The question of whether an officer has reasonable grounds to "stop" and to "frisk" falls directly within the Fourth Amendment's proscription against unreasonable searches and seizures. Terry v. Ohio, 392 U.S. 1, 16, 20, 88 S.Ct. 1868, 1877, 1879, 20 L.Ed.2d 889 (1968). The Supreme Court stated that "in justifying the particular intrusion the police officer must be able to point to specific and articulable facts which, taken together with rational inferences from those facts, reasonably warrant that intrusion." Terry, 392 U.S. at 21, 88 S.Ct. at 1880.

In determining the reasonableness of a Terry stop, "the court must first consider whether the officer's action was justified at its inception; and, second, whether the action taken was reasonably related in scope to the circumstances which justified the interference in the first place." Stanley, 915 F.2d at 55 (citations omitted). When applying this familiar two-prong test, the court must view the circumstances relating to the stop and frisk as a whole. Id.

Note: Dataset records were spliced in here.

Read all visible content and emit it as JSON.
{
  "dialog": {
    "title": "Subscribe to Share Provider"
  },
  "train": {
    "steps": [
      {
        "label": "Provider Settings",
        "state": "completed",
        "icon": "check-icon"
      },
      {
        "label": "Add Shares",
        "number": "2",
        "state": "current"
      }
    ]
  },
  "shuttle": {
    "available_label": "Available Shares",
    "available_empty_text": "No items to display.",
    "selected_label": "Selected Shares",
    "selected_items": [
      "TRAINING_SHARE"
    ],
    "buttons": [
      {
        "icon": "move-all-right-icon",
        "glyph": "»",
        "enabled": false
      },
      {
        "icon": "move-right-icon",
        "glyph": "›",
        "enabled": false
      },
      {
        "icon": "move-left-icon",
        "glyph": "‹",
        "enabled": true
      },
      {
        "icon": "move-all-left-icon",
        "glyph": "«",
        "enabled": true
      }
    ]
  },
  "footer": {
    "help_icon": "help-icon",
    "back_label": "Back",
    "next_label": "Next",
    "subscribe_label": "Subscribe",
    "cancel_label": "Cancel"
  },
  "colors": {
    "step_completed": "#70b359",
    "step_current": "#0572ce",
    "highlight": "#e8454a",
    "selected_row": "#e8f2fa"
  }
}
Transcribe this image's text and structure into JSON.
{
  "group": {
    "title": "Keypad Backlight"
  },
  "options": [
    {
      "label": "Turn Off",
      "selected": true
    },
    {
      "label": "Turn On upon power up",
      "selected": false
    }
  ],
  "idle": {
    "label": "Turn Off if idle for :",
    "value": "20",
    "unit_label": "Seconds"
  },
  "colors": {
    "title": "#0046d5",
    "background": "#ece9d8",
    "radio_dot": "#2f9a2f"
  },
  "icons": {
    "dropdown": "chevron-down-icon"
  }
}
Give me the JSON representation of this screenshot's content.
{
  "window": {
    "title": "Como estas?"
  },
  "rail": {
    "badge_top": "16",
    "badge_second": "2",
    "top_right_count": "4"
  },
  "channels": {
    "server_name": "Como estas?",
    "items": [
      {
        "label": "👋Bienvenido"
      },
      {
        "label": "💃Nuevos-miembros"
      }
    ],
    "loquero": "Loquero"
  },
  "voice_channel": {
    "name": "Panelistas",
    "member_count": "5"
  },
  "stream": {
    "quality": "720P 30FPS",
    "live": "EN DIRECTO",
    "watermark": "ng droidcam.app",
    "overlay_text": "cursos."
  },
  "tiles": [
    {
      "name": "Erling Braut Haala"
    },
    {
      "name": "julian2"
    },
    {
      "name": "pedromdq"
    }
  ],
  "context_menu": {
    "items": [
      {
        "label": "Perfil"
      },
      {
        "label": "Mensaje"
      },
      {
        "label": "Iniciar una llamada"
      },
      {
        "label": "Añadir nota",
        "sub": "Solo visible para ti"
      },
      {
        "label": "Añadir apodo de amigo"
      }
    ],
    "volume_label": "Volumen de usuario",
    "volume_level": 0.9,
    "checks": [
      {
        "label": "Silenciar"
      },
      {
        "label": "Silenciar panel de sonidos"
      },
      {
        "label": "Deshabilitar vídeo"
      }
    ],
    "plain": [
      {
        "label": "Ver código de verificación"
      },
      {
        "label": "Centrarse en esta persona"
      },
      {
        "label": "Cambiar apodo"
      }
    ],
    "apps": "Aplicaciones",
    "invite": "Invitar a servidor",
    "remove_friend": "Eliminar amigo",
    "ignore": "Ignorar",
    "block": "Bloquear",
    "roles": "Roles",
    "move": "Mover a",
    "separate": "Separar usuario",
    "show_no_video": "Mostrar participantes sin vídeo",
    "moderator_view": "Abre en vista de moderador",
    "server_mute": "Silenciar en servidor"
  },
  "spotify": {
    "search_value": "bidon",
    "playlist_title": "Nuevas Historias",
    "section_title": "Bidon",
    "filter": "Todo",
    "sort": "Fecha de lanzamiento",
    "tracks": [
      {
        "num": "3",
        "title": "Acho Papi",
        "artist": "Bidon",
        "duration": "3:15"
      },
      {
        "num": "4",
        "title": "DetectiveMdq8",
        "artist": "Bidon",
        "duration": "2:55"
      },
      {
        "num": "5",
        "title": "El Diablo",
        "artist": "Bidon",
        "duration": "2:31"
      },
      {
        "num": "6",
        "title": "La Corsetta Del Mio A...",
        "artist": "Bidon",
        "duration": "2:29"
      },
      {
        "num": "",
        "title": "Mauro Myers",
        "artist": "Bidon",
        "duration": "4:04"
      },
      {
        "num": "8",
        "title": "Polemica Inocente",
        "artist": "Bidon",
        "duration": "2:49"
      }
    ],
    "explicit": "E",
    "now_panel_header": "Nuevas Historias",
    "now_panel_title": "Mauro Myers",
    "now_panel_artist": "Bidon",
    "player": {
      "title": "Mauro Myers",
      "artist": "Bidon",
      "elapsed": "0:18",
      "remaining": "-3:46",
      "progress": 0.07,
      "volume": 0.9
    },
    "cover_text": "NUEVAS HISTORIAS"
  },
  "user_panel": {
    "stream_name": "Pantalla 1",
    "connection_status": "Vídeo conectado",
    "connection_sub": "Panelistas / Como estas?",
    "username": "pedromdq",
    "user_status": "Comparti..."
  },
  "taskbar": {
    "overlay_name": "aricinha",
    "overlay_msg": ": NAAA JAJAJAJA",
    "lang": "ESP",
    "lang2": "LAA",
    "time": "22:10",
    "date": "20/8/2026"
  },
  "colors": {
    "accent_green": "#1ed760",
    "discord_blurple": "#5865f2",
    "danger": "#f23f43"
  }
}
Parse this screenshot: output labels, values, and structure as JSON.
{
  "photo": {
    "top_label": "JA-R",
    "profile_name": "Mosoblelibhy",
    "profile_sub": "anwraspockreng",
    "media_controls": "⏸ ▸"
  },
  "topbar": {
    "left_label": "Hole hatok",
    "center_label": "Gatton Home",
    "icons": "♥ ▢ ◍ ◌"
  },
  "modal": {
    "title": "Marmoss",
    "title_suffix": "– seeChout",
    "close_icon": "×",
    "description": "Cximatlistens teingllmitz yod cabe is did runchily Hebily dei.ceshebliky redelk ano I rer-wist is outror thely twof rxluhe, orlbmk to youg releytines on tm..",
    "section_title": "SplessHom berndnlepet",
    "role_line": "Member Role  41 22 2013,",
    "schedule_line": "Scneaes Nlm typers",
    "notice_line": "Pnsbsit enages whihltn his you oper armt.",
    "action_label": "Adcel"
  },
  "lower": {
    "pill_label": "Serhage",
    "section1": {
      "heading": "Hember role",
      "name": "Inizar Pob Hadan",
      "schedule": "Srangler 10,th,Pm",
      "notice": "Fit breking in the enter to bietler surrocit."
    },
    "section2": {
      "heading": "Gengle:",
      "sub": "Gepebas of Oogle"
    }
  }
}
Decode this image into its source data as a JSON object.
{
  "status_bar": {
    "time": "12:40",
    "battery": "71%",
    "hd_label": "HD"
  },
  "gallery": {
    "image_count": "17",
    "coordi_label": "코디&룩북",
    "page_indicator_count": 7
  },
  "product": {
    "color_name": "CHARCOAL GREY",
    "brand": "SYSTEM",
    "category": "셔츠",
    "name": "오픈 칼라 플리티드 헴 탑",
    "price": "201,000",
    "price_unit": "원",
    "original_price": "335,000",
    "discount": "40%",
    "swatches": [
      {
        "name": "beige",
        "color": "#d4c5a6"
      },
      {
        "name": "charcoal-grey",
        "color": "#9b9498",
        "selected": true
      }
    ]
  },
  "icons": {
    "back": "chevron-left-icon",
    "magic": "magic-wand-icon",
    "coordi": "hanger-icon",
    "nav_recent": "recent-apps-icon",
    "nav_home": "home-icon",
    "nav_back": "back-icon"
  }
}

First, we turn to the determination of whether the police action was justified at its inception. We continue to recognize that this determination depends on the totality of the circumstances confronting the officer, United States v. Trullo, 809 F.2d 108, 111 (1st Cir.), cert. denied, 482 U.S. 916, 107 S.Ct. 3191, 96 L.Ed.2d 679 (1987), and that "due weight must be given, not to his inchoate and unparticularized suspicion or 'hunch', but to the specific reasonable inferences which he is entitled to draw from the facts in light of his experience." Stanley, 915 F.2d at 56 (quoting Terry, 392 U.S. at 27, 88 S.Ct. at 1883).

The circumstances in this case clearly support that Officer Lyons had reasonable suspicion that a crime was afoot. The magistrate's report, later endorsed by the district court, found that the area had a history of crime. The magistrate's report found that:

[i]t was entirely reasonable for Officer Lyons to have approached the defendant and Chrispman in connection with his investigation of possible criminal behavior. Their presence at 2:30 a.m. near a trailer rig loaded with wood and a detached cab was clearly suspicious, especially so in light of Officer Lyons' knowledge of previous burglaries at this same site and elsewhere in the area.

Recommended Decision on Motion to Suppress (February 15, 1990), at 5. We agree. The type of area in question is clearly a consideration officers use in deciding to make a "Terry" stop. See Stanley, 915 F.2d at 56; Trullo, 809 F.2d at 111. Officer Lyons testified that he knew there had been early morning break-ins in this area in the past.